张衍目光闪烁了一下,错开了这个话题:“未知霍师兄如今在昼空殿如何?”
他归得门中后入主十大弟子首座之位,前前后后倒也听说了门中不少消息。据说当年霍轩去位,陈氏有意打压,只愿给他一个长老的名头。却不曾想昼空殿右殿的那位陈族真人寿尽,此位出缺,最后便还是由霍轩接替了这一职务。
霍轩沉默片刻,终是只得苦笑:“还能如何?说来不怕师弟笑话,为兄当年上位,也不过是世家在棋盘上着落的一颗棋子罢了。他们不便自己出手,便想借我的手来行事。我有用时,就是风光无限的十大弟子首座,一呼百应,无有不从;他们若觉得用着不称手了,随时都可视我如敝履,弃之不用。”
他素来有一份自己的心气,甚少如此直白地袒露苦处,可见已是对世家的炎凉之态看透,连带着也灰了心思。
那话语却似扎在张衍心头,刺出血来。棋子,不错,就是棋子。
人人皆是棋子,霍轩是如此,齐云天是如此,便是自己,哪怕当初再如何想要跃出棋盘自谋一方天地,如今在不知不觉中,也落入彀中,也成了棋子。
“如今世家已退无可退,若师兄入得三重境中,只怕他们仍会以姻亲之名前来说项。”张衍略一偏过头,掩去眼中那一刻险些浮兀而出的情绪,口中如常发话。

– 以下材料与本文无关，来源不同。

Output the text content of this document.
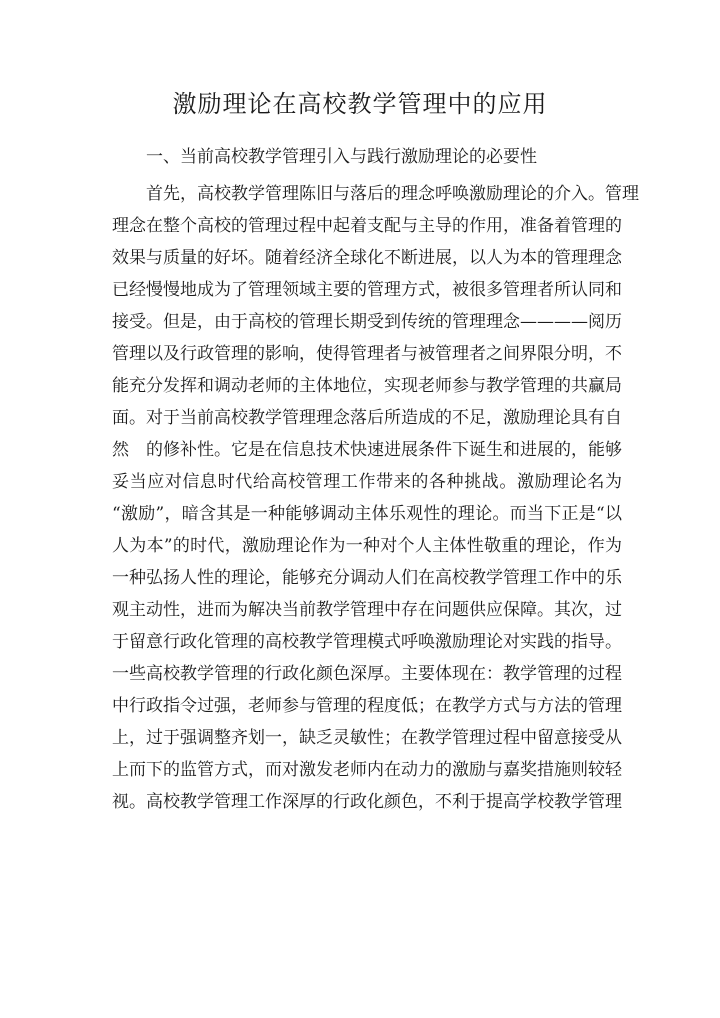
激励理论在高校教学管理中的应用

一、当前高校教学管理引入与践行激励理论的必要性

首先，高校教学管理陈旧与落后的理念呼唤激励理论的介入。管理
理念在整个高校的管理过程中起着支配与主导的作用，准备着管理的
效果与质量的好坏。随着经济全球化不断进展，以人为本的管理理念
已经慢慢地成为了管理领域主要的管理方式，被很多管理者所认同和
接受。但是，由于高校的管理长期受到传统的管理理念————阅历
管理以及行政管理的影响，使得管理者与被管理者之间界限分明，不
能充分发挥和调动老师的主体地位，实现老师参与教学管理的共赢局
面。对于当前高校教学管理理念落后所造成的不足，激励理论具有自
然　的修补性。它是在信息技术快速进展条件下诞生和进展的，能够
妥当应对信息时代给高校管理工作带来的各种挑战。激励理论名为
“激励”，暗含其是一种能够调动主体乐观性的理论。而当下正是“以
人为本”的时代，激励理论作为一种对个人主体性敬重的理论，作为
一种弘扬人性的理论，能够充分调动人们在高校教学管理工作中的乐
观主动性，进而为解决当前教学管理中存在问题供应保障。其次，过
于留意行政化管理的高校教学管理模式呼唤激励理论对实践的指导。
一些高校教学管理的行政化颜色深厚。主要体现在：教学管理的过程
中行政指令过强，老师参与管理的程度低；在教学方式与方法的管理
上，过于强调整齐划一，缺乏灵敏性；在教学管理过程中留意接受从
上而下的监管方式，而对激发老师内在动力的激励与嘉奖措施则较轻
视。高校教学管理工作深厚的行政化颜色，不利于提高学校教学管理
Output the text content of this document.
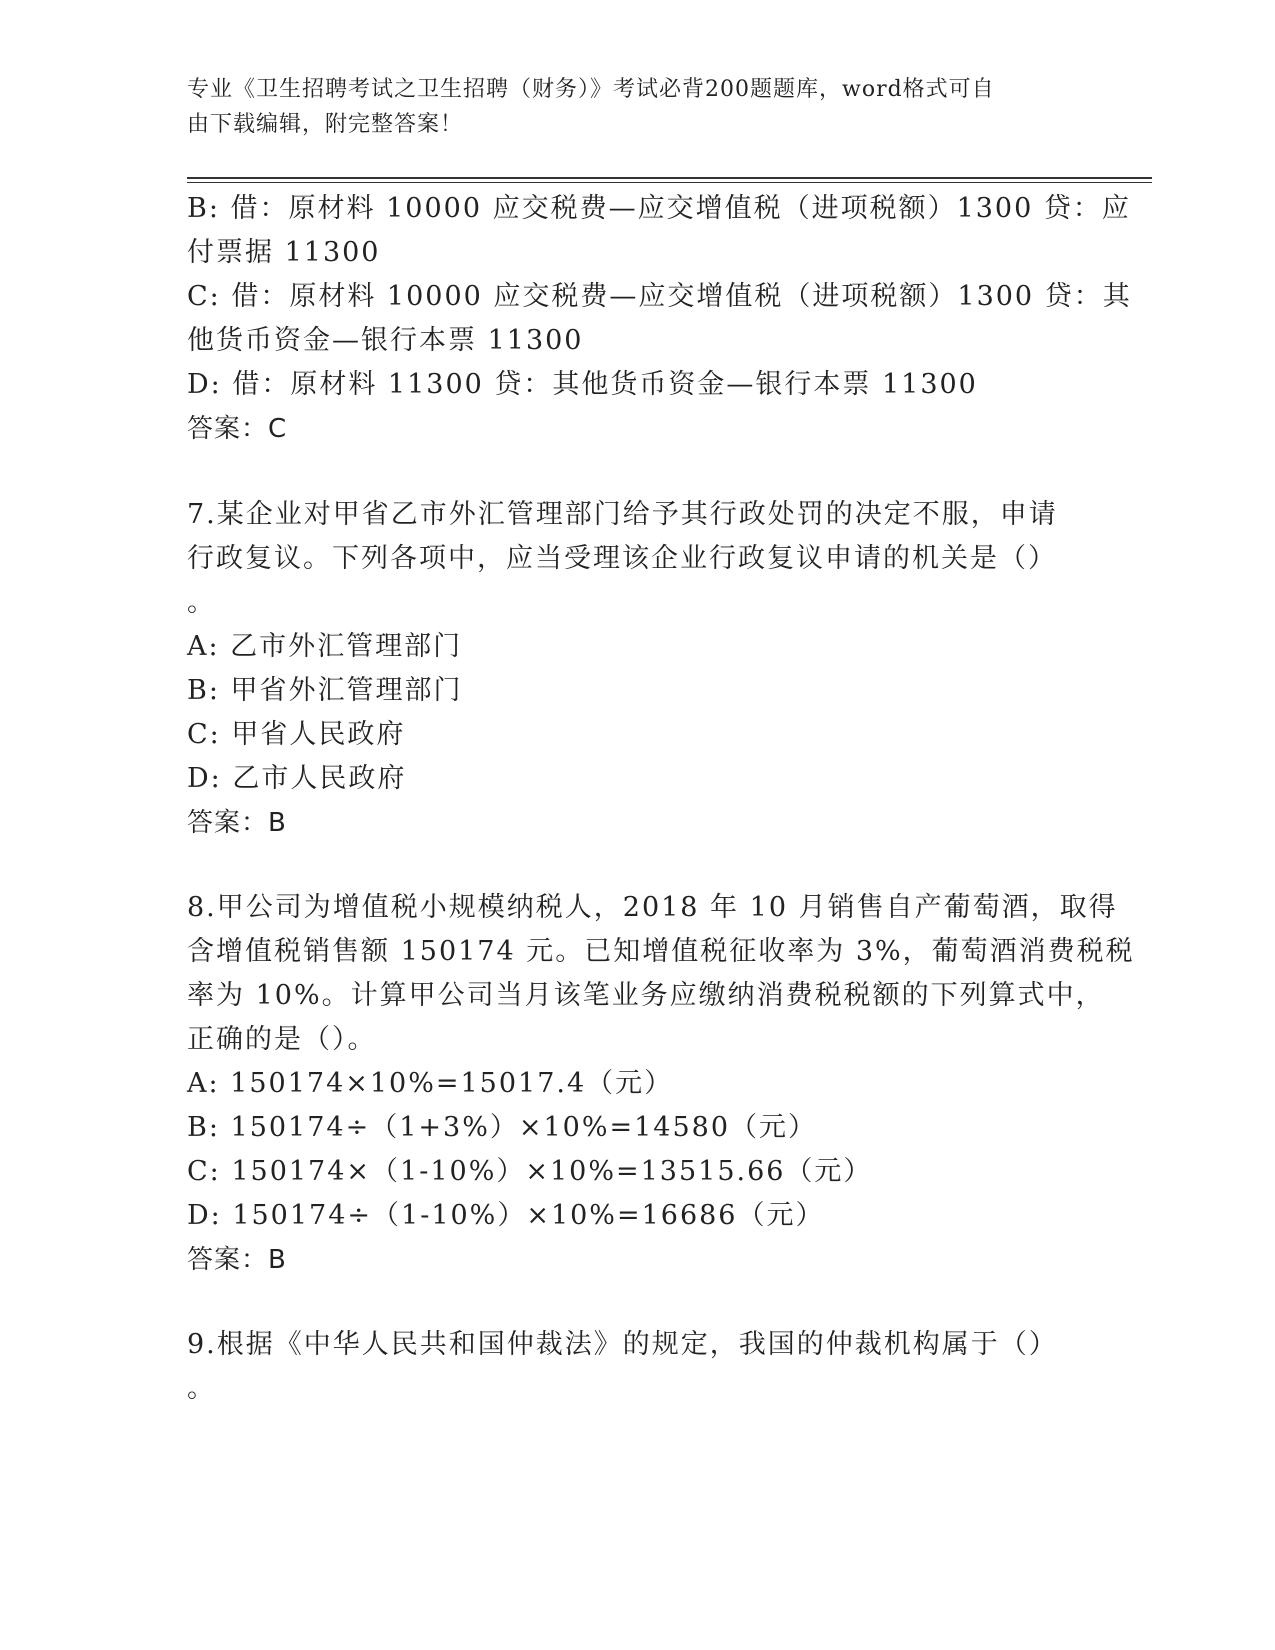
专业《卫生招聘考试之卫生招聘（财务）》考试必背200题题库，word格式可自
由下载编辑，附完整答案！
B: 借：原材料 10000 应交税费—应交增值税（进项税额）1300 贷：应
付票据 11300
C: 借：原材料 10000 应交税费—应交增值税（进项税额）1300 贷：其
他货币资金—银行本票 11300
D: 借：原材料 11300 贷：其他货币资金—银行本票 11300
答案：C
7.某企业对甲省乙市外汇管理部门给予其行政处罚的决定不服，申请
行政复议。下列各项中，应当受理该企业行政复议申请的机关是（）
。
A: 乙市外汇管理部门
B: 甲省外汇管理部门
C: 甲省人民政府
D: 乙市人民政府
答案：B
8.甲公司为增值税小规模纳税人，2018 年 10 月销售自产葡萄酒，取得
含增值税销售额 150174 元。已知增值税征收率为 3%，葡萄酒消费税税
率为 10%。计算甲公司当月该笔业务应缴纳消费税税额的下列算式中，
正确的是（）。
A: 150174×10%=15017.4（元）
B: 150174÷（1+3%）×10%=14580（元）
C: 150174×（1-10%）×10%=13515.66（元）
D: 150174÷（1-10%）×10%=16686（元）
答案：B
9.根据《中华人民共和国仲裁法》的规定，我国的仲裁机构属于（）
。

“师弟言之有理。”霍轩知他乃是好意提醒,“只是而今师弟所需面对的局势,比为兄那时更为险恶,当要小心应付了,若有什么需为兄帮衬的,遣一人来昼空殿中知会一声,为兄若能援手,不会坐视不管。”
张衍含笑谢过,与他又分说了几句便目送其离去。
他转身,甫一迈出一步,却又顿下,随即折了方向,调头回转了昭幽天池。
第二百七十三章 二百七十三
尽管知道是在梦中,但那压抑冰冷的感觉依旧真实得像是一度经历过。
张衍不喜欢这种感觉,他一度以为自己早已摆脱了可以被称之为“无能为力”的情绪,事实上这么多年来,他也从来没有这样束手无策的时候。整个人除了不断坠落外别无选择,就要这么一直沉到不知名的某处。四面八方俱是一片漆黑,身体精疲力竭,像是在经历一场漫长的死亡。
“我不会让你死在这里的。”
那话语似点燃了心头的某处柔软,如火如荼地烧开。张衍挣扎着伸出手去,誓要寻根究底。